More specifically, what are the issues of the RISIS project?
This project aims on the one hand to gather, consolidate, harmonize and make available to researchers, a total of 14 databases, covering 5 research topics: the dynamics of innovation (globalization of industrial R&D, start-up but also fast-growing medium-sized enterprises), the transformation of universities and of public research organisations, the process of Europeanisation (of researchers, and research funding), the dynamics of emerging science and technologies and the evaluation of research policies. On the other hand, the project will allow researchers to access new data processing tools, including semantic tools, by using two platforms, the IFRIS CorTexT platform being one of them (http://www.cortext.net/).
Why did you choose to propose a project on these issues?
It is more complicated than that. At a European level, in this type of infrastructure projects that aim at integrating dispersed facilities, there are two successive levels of decision-making. At the first level, the European Commission and its committees choose the areas in which they consider it interesting to integrate existing national or distributed infrastructures. In 2011, The Commission decided to include our area of research in its thematic programme, and this was a surprise for many of us. We had already built a European Network of Indicators Designers (ENID), because we were convinced that there was a renewal, which needed to be well structured. We thus considered this inscription in the Framework Programme as a unique opportunity to materialize our ambition. So we brought together the competent Community in Europe to build a robust project, it is I believe, what we have done with RISIS.
Is this reflection on indicators at the centre of your current research?

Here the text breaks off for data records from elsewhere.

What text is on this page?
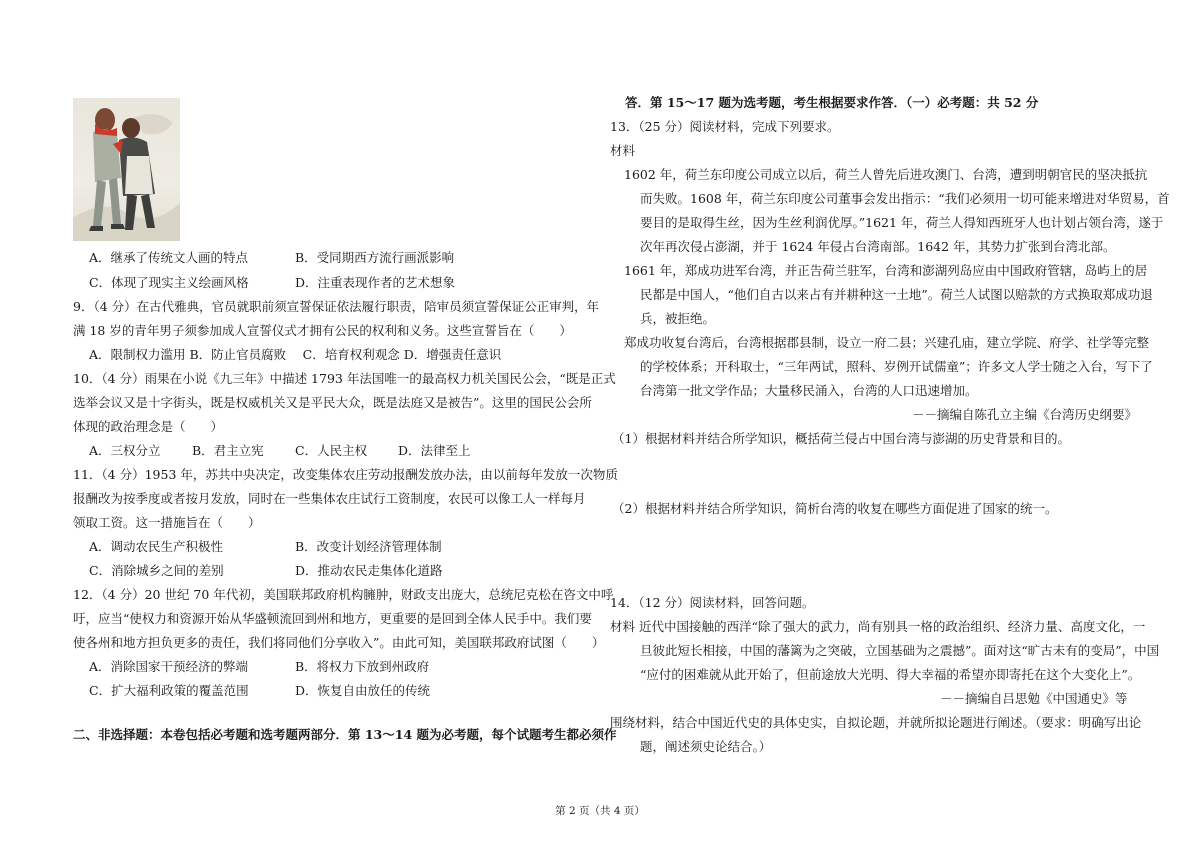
A．继承了传统文人画的特点	B．受同期西方流行画派影响
C．体现了现实主义绘画风格	D．注重表现作者的艺术想象
9．（4 分）在古代雅典，官员就职前须宣誓保证依法履行职责，陪审员须宣誓保证公正审判，年
满 18 岁的青年男子须参加成人宣誓仪式才拥有公民的权利和义务。这些宣誓旨在（　　）
A．限制权力滥用 B．防止官员腐败　 C．培育权利观念 D．增强责任意识
10．（4 分）雨果在小说《九三年》中描述 1793 年法国唯一的最高权力机关国民公会，“既是正式
选举会议又是十字街头，既是权威机关又是平民大众，既是法庭又是被告”。这里的国民公会所
体现的政治理念是（　　）
A．三权分立	B．君主立宪	C．人民主权 D．法律至上
11．（4 分）1953 年，苏共中央决定，改变集体农庄劳动报酬发放办法，由以前每年发放一次物质
报酬改为按季度或者按月发放，同时在一些集体农庄试行工资制度，农民可以像工人一样每月
领取工资。这一措施旨在（　　）
A．调动农民生产积极性	B．改变计划经济管理体制
C．消除城乡之间的差别	D．推动农民走集体化道路
12．（4 分）20 世纪 70 年代初，美国联邦政府机构臃肿，财政支出庞大，总统尼克松在咨文中呼
吁，应当“使权力和资源开始从华盛顿流回到州和地方，更重要的是回到全体人民手中。我们要
使各州和地方担负更多的责任，我们将同他们分享收入”。由此可知，美国联邦政府试图（　　）
A．消除国家干预经济的弊端	B．将权力下放到州政府
C．扩大福利政策的覆盖范围	D．恢复自由放任的传统
二、非选择题：本卷包括必考题和选考题两部分．第 13～14 题为必考题，每个试题考生都必须作
答．第 15～17 题为选考题，考生根据要求作答．（一）必考题：共 52 分
13．（25 分）阅读材料，完成下列要求。
材料
1602 年，荷兰东印度公司成立以后，荷兰人曾先后进攻澳门、台湾，遭到明朝官民的坚决抵抗
而失败。1608 年，荷兰东印度公司董事会发出指示：“我们必须用一切可能来增进对华贸易，首
要目的是取得生丝，因为生丝利润优厚。”1621 年，荷兰人得知西班牙人也计划占领台湾，遂于
次年再次侵占澎湖，并于 1624 年侵占台湾南部。1642 年，其势力扩张到台湾北部。
1661 年，郑成功进军台湾，并正告荷兰驻军，台湾和澎湖列岛应由中国政府管辖，岛屿上的居
民都是中国人，“他们自古以来占有并耕种这一土地”。荷兰人试图以赔款的方式换取郑成功退
兵，被拒绝。
郑成功收复台湾后，台湾根据郡县制，设立一府二县；兴建孔庙，建立学院、府学、社学等完整
的学校体系；开科取士，“三年两试，照科、岁例开试儒童”；许多文人学士随之入台，写下了
台湾第一批文学作品；大量移民涌入，台湾的人口迅速增加。
－－摘编自陈孔立主编《台湾历史纲要》
（1）根据材料并结合所学知识，概括荷兰侵占中国台湾与澎湖的历史背景和目的。
（2）根据材料并结合所学知识，简析台湾的收复在哪些方面促进了国家的统一。
14．（12 分）阅读材料，回答问题。
材料 近代中国接触的西洋“除了强大的武力，尚有别具一格的政治组织、经济力量、高度文化，一
旦彼此短长相接，中国的藩篱为之突破，立国基础为之震撼”。面对这“旷古未有的变局”，中国
“应付的困难就从此开始了，但前途放大光明、得大幸福的希望亦即寄托在这个大变化上”。
－－摘编自吕思勉《中国通史》等
围绕材料，结合中国近代史的具体史实，自拟论题，并就所拟论题进行阐述。（要求：明确写出论
题，阐述须史论结合。）
第 2 页（共 4 页）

The answer is always the same! From the moment when one is embarked on a major project (this was the case when I led PRIME network of excellence on research and innovation policies), when one coordinates many partners, with significant resources and a program which includes, roughly speaking, a hundred different actions, by definition, it becomes the core element of one’s professional career. RISIS will be the last “large” project of my career!
What is the project schedule?
The project is expected to last for four years, starting from January 1st, 2014, but in these infrastructure projects, this is a theoretical duration. If we are convincing and demonstrate our usefulness, it will probably be extended for an additional four years, but as far as I am concerned, I will hand over at the end of 2017. If we do not sufficiently demonstrate it, the project will probably last five years.

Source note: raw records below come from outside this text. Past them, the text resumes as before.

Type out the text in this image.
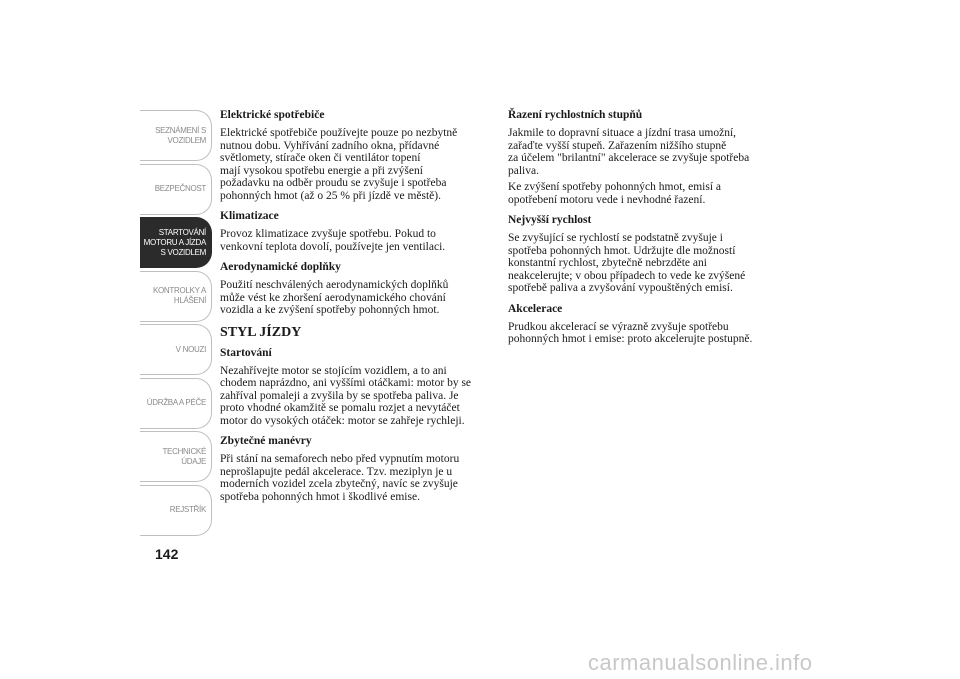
SEZNÁMENÍ S
VOZIDLEM
BEZPEČNOST
STARTOVÁNÍ
MOTORU A JÍZDA
S VOZIDLEM
KONTROLKY A
HLÁŠENÍ
V NOUZI
ÚDRŽBA A PÉČE
TECHNICKÉ
ÚDAJE
REJSTŘÍK
142
Elektrické spotřebiče
Elektrické spotřebiče používejte pouze po nezbytně
nutnou dobu. Vyhřívání zadního okna, přídavné
světlomety, stírače oken či ventilátor topení
mají vysokou spotřebu energie a při zvýšení
požadavku na odběr proudu se zvyšuje i spotřeba
pohonných hmot (až o 25 % při jízdě ve městě).
Klimatizace
Provoz klimatizace zvyšuje spotřebu. Pokud to
venkovní teplota dovolí, používejte jen ventilaci.
Aerodynamické doplňky
Použití neschválených aerodynamických doplňků
může vést ke zhoršení aerodynamického chování
vozidla a ke zvýšení spotřeby pohonných hmot.
STYL JÍZDY
Startování
Nezahřívejte motor se stojícím vozidlem, a to ani
chodem naprázdno, ani vyššími otáčkami: motor by se
zahříval pomaleji a zvyšila by se spotřeba paliva. Je
proto vhodné okamžitě se pomalu rozjet a nevytáčet
motor do vysokých otáček: motor se zahřeje rychleji.
Zbytečné manévry
Při stání na semaforech nebo před vypnutím motoru
neprošlapujte pedál akcelerace. Tzv. meziplyn je u
moderních vozidel zcela zbytečný, navíc se zvyšuje
spotřeba pohonných hmot i škodlivé emise.
Řazení rychlostních stupňů
Jakmile to dopravní situace a jízdní trasa umožní,
zařaďte vyšší stupeň. Zařazením nižšího stupně
za účelem "brilantní" akcelerace se zvyšuje spotřeba
paliva.
Ke zvýšení spotřeby pohonných hmot, emisí a
opotřebení motoru vede i nevhodné řazení.
Nejvyšší rychlost
Se zvyšující se rychlostí se podstatně zvyšuje i
spotřeba pohonných hmot. Udržujte dle možností
konstantní rychlost, zbytečně nebrzděte ani
neakcelerujte; v obou případech to vede ke zvýšené
spotřebě paliva a zvyšování vypouštěných emisí.
Akcelerace
Prudkou akcelerací se výrazně zvyšuje spotřebu
pohonných hmot i emise: proto akcelerujte postupně.
carmanualsonline.info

Do you have recommendations or remarks to give to researchers wishing to respond to upcoming European calls for projects?
One should only submit projects for research he or she is willing to do, not for tapping opportunities that arise.
The RISIS project gathers the following research structures, universities and scientific institutions:
Coordinator: Université Paris-Est Marne-la-Vallée (France)
Other beneficiaries: AIT (Austrian Institute of Technology), the Italian CNR and the Spanish CSIC, NIFU in Norway, IFQ in Germany, the Nieman institute of Technion (Israel) and the universities of Amsterdam (free university), Leiden, Manchester, Milano (Politecnico), Lugano (USI) and Sussex (SPRU).
Philippe Larédo in focus
Director of research at Ecole des Ponts (Laboratory Technology, Territories and Societies, LATTS) and Professor at the University of Manchester (Manchester Business School, Institute of innovation research), Philippe Larédo is a graduate of HEC and Doctor in economics from EHESS. His research interests are in breakthrough innovation and the construction of markets, research and innovation policies and evolving organisational features of public sector research. Philippe Larédo has coordinated PRIME European network of excellence (Policies for Research and Innovation in the Move towards the ERA) from 2004 to 2009.